第70回 夫のカノジョ
「夫のカノジョ」は、垣谷美雨の小説です。最近すっかり垣谷ファンと化しています。女優の川口春奈と鈴木砂羽のW主演でドラマ化されています。
主人公の小松原
最近、「僕産み」こと「妻の代わりに僕が赤ちゃん産みますっっ!!」の参考として、色々な「入れ替わり小説」を読んでいます。これもその一つです。
川口春奈と言えば、多くの主演作のある人気女優です。この作品の他にもドラマ「着飾る恋には理由があって」でも主演しています。
鈴木
—― 履歴ボタンをクリックしてみると、夫が昨夜検索したサイト名がずらりと表示された。『こだわりの新築マンション特集』やら、『住宅ローン減税のある今が買いどき』やら、『あなたの希望にピッタリの中古物件』など、様々なサイト名が並んでいる。
そんな中に、『星見のひとりごと』という異質なものが紛れているのに気がついた。
なんだろう、これ。
クリックしてみると、ハムスターのイラストで囲まれたかわいらしい画面が現れた。—―(夫のカノジョ 文庫版 P.11、P.12)
ネタバレですが、菱子は、このブログ主の星見を夫の浮気相手と勘違いします。ブログの内容と、この後菱子は夫を尾行するのですが、その時の状況と相まって誤解するのです。
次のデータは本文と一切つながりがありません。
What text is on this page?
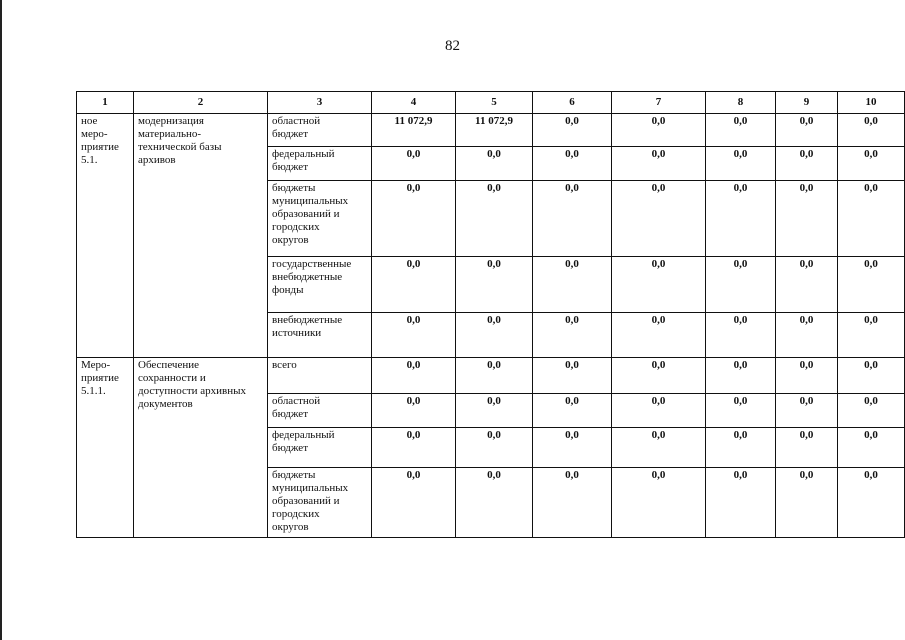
82
1	2	3	4	5	6	7	8	9	10
ное
меро-
приятие
5.1.	модернизация
материально-
технической базы
архивов	областной
бюджет	11 072,9	11 072,9	0,0	0,0	0,0	0,0	0,0
		федеральный
бюджет	0,0	0,0	0,0	0,0	0,0	0,0	0,0
		бюджеты
муниципальных
образований и
городских
округов	0,0	0,0	0,0	0,0	0,0	0,0	0,0
		государственные
внебюджетные
фонды	0,0	0,0	0,0	0,0	0,0	0,0	0,0
		внебюджетные
источники	0,0	0,0	0,0	0,0	0,0	0,0	0,0
Меро-
приятие
5.1.1.	Обеспечение
сохранности и
доступности архивных
документов	всего	0,0	0,0	0,0	0,0	0,0	0,0	0,0
		областной
бюджет	0,0	0,0	0,0	0,0	0,0	0,0	0,0
		федеральный
бюджет	0,0	0,0	0,0	0,0	0,0	0,0	0,0
		бюджеты
муниципальных
образований и
городских
округов	0,0	0,0	0,0	0,0	0,0	0,0	0,0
でも、よく考えてみたら夫婦共用パソコンなのに、浮気相手のブログの履歴を消し忘れるというミスはちょっと考えられないと思わなかったのでしょうか?
—―「菱子のダンナさん、浮気してんの?」
「どうやらそうみたい。相手は会社の女の子。もうどうしたらいいのか……」
「どうもしなくていいんだよ。何も見なかったことにしな」
「えっ?」
(中略)
「今まで言わなかったけど、実は私、離婚したことを後悔してんだよ」
(中略)
「でもね、離婚して初めてわかったよ。大切なのは心じゃなくてお金だってこと。お金のない暮らしがどんなに惨めか、生まれて初めて思い知った」
「やめてよ。今の世の中なんでもかんでもお金お金って。千砂までがそんなこと言うなんて……」
「菱子、あなた甘い。離婚してもいいのは、キャリアウーマンか、そうじゃなければ、温かく迎えてくれるリッチな実家がある場合か、それとも一生食べていけるくらいの慰謝料をもらえる場合だよ。そのどれでもない女は、結婚て形態をなんとしてでも続けていくべきなんだよ。食べさせてもらえるだけでも、本当はありがたいことなんだから」—―(夫のカノジョ 文庫版 P.38、P.39)
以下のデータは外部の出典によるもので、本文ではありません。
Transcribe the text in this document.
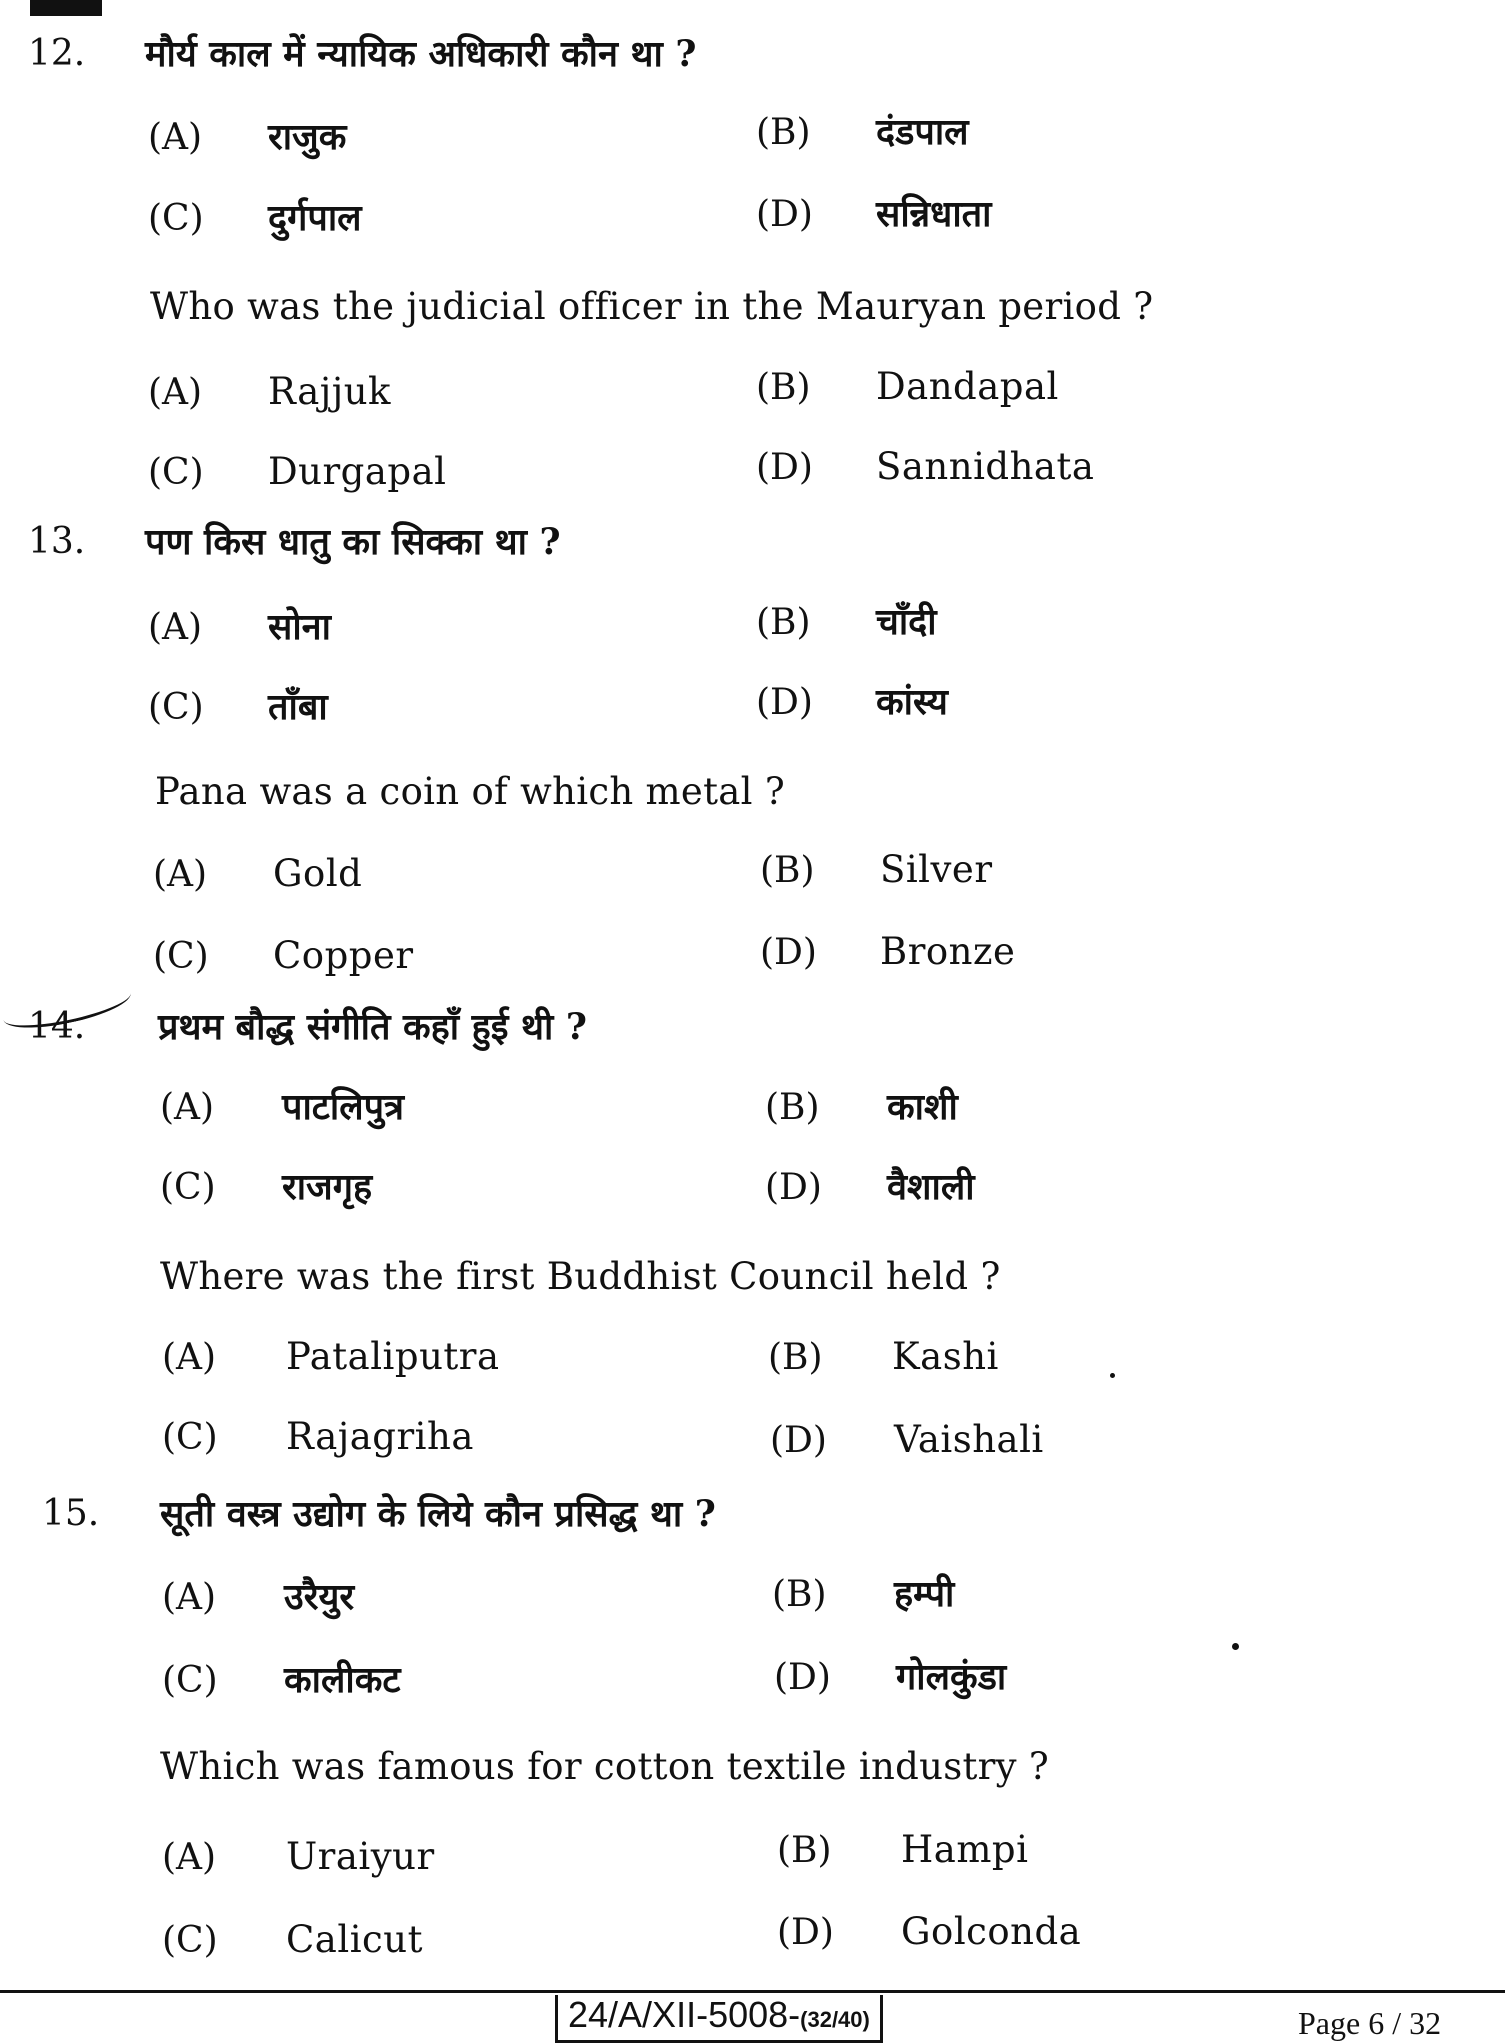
12. मौर्य काल में न्यायिक अधिकारी कौन था ?
(A) राजुक	(B) दंडपाल
(C) दुर्गपाल	(D) सन्निधाता
Who was the judicial officer in the Mauryan period ?
(A) Rajjuk	(B) Dandapal
(C) Durgapal	(D) Sannidhata
13. पण किस धातु का सिक्का था ?
(A) सोना	(B) चाँदी
(C) ताँबा	(D) कांस्य
Pana was a coin of which metal ?
(A) Gold	(B) Silver
(C) Copper	(D) Bronze
14. प्रथम बौद्ध संगीति कहाँ हुई थी ?
(A) पाटलिपुत्र	(B) काशी
(C) राजगृह	(D) वैशाली
Where was the first Buddhist Council held ?
(A) Pataliputra	(B) Kashi
(C) Rajagriha	(D) Vaishali
15. सूती वस्त्र उद्योग के लिये कौन प्रसिद्ध था ?
(A) उरैयुर	(B) हम्पी
(C) कालीकट	(D) गोलकुंडा
Which was famous for cotton textile industry ?
(A) Uraiyur	(B) Hampi
(C) Calicut	(D) Golconda
24/A/XII-5008-(32/40)	Page 6 / 32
完全に誤解してますね。そんな中で、菱子は浮気相手(?)と直接対決を決意します。
ここから星見目線になります。
—―「あなた、会社以外でも主人に会ってるでしょう?」
「うん」
「あなたの部屋にも行ってるわよね」
「うん……ごめん」
「これからどうするつもりなの?」—―(夫のカノジョ 文庫版 P.58)
あらあら。これじゃますます誤解が深まるばかり。もっとストレートに「夫と不倫してるでしょ」とでも言っていれば誤解しないですんだのに。
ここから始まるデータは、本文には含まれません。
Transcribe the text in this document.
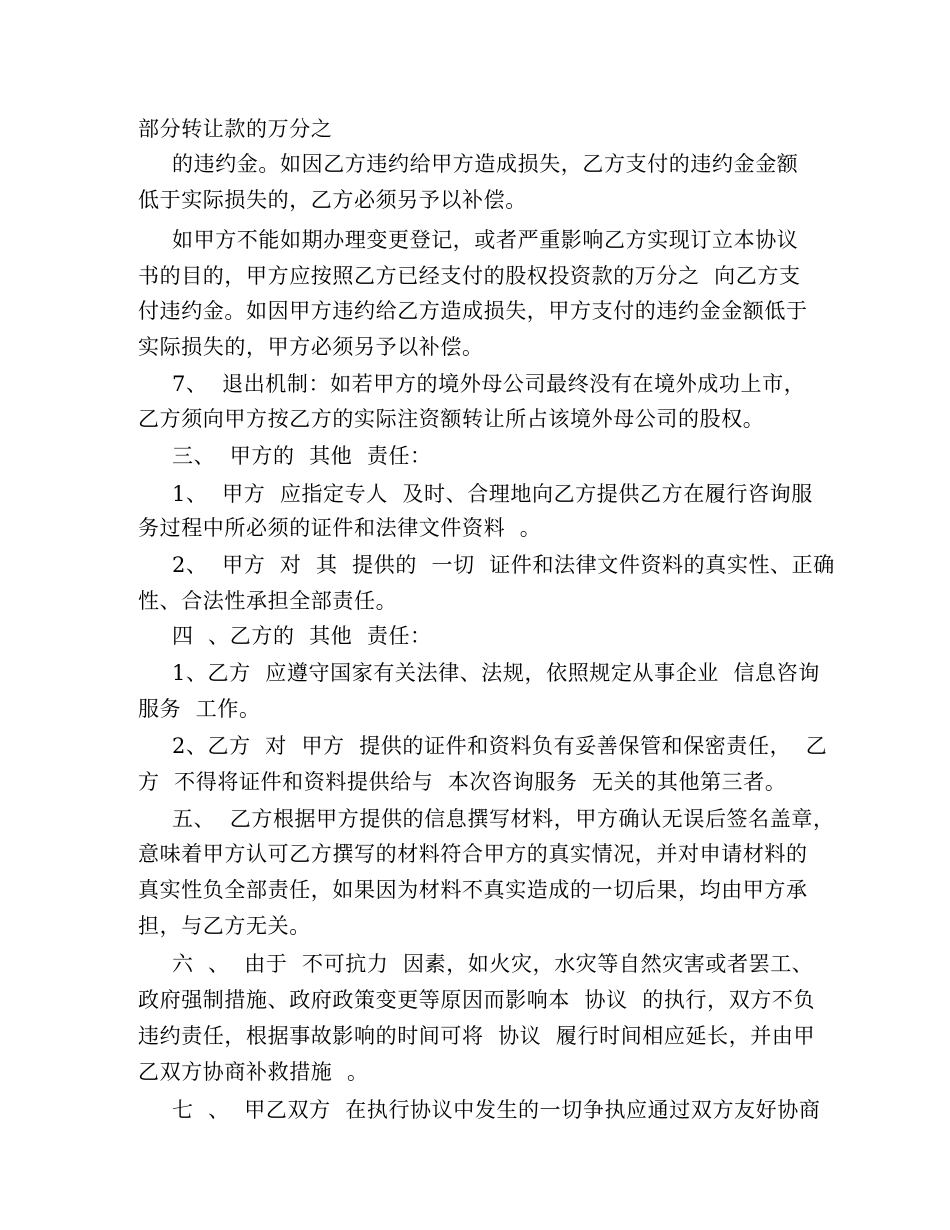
部分转让款的万分之
的违约金。如因乙方违约给甲方造成损失，乙方支付的违约金金额
低于实际损失的，乙方必须另予以补偿。
如甲方不能如期办理变更登记，或者严重影响乙方实现订立本协议
书的目的，甲方应按照乙方已经支付的股权投资款的万分之  向乙方支
付违约金。如因甲方违约给乙方造成损失，甲方支付的违约金金额低于
实际损失的，甲方必须另予以补偿。
7、  退出机制：如若甲方的境外母公司最终没有在境外成功上市，
乙方须向甲方按乙方的实际注资额转让所占该境外母公司的股权。
三、  甲方的  其他  责任：
1、  甲方  应指定专人  及时、合理地向乙方提供乙方在履行咨询服
务过程中所必须的证件和法律文件资料  。
2、  甲方  对  其  提供的  一切  证件和法律文件资料的真实性、正确
性、合法性承担全部责任。
四  、乙方的  其他  责任：
1、乙方  应遵守国家有关法律、法规，依照规定从事企业  信息咨询
服务  工作。
2、乙方  对  甲方  提供的证件和资料负有妥善保管和保密责任，  乙
方  不得将证件和资料提供给与  本次咨询服务  无关的其他第三者。
五、  乙方根据甲方提供的信息撰写材料，甲方确认无误后签名盖章，
意味着甲方认可乙方撰写的材料符合甲方的真实情况，并对申请材料的
真实性负全部责任，如果因为材料不真实造成的一切后果，均由甲方承
担，与乙方无关。
六  、  由于  不可抗力  因素，如火灾，水灾等自然灾害或者罢工、
政府强制措施、政府政策变更等原因而影响本  协议  的执行，双方不负
违约责任，根据事故影响的时间可将  协议  履行时间相应延长，并由甲
乙双方协商补救措施  。
七  、  甲乙双方  在执行协议中发生的一切争执应通过双方友好协商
—―「なんなの? あなた誰? あなたは私? えっ、じゃあ私は誰?」
「ほれ、見んね。どがん?」
ババアが大きな手鏡を差し出したので、二人並んで鏡に顔を映してみた。
「嫌だ、なんなの、これ!」
奥さんが叫んだ。
わけのわからない恐怖であたしの身体ががくがくと震え出した。
「奥さん、あたしが……奥さんになってる。どういうこと?」
自分の手を見た。小さな手だった。ぽっちゃりした指に結婚指輪がはめてある。
「入れ替わったの? どうして? おばあさん、いったい何をしたのよ」
言いながら奥さんが立ち上がった。—―(夫のカノジョ 文庫版 P.63)
菱子は、星見が夫の浮気相手と誤解したまま、星見の身体と入れ替わってしまいました。
まさかこれがお互いに良い結果をもたらすとは、この時点では考えてもいなかったでしょう。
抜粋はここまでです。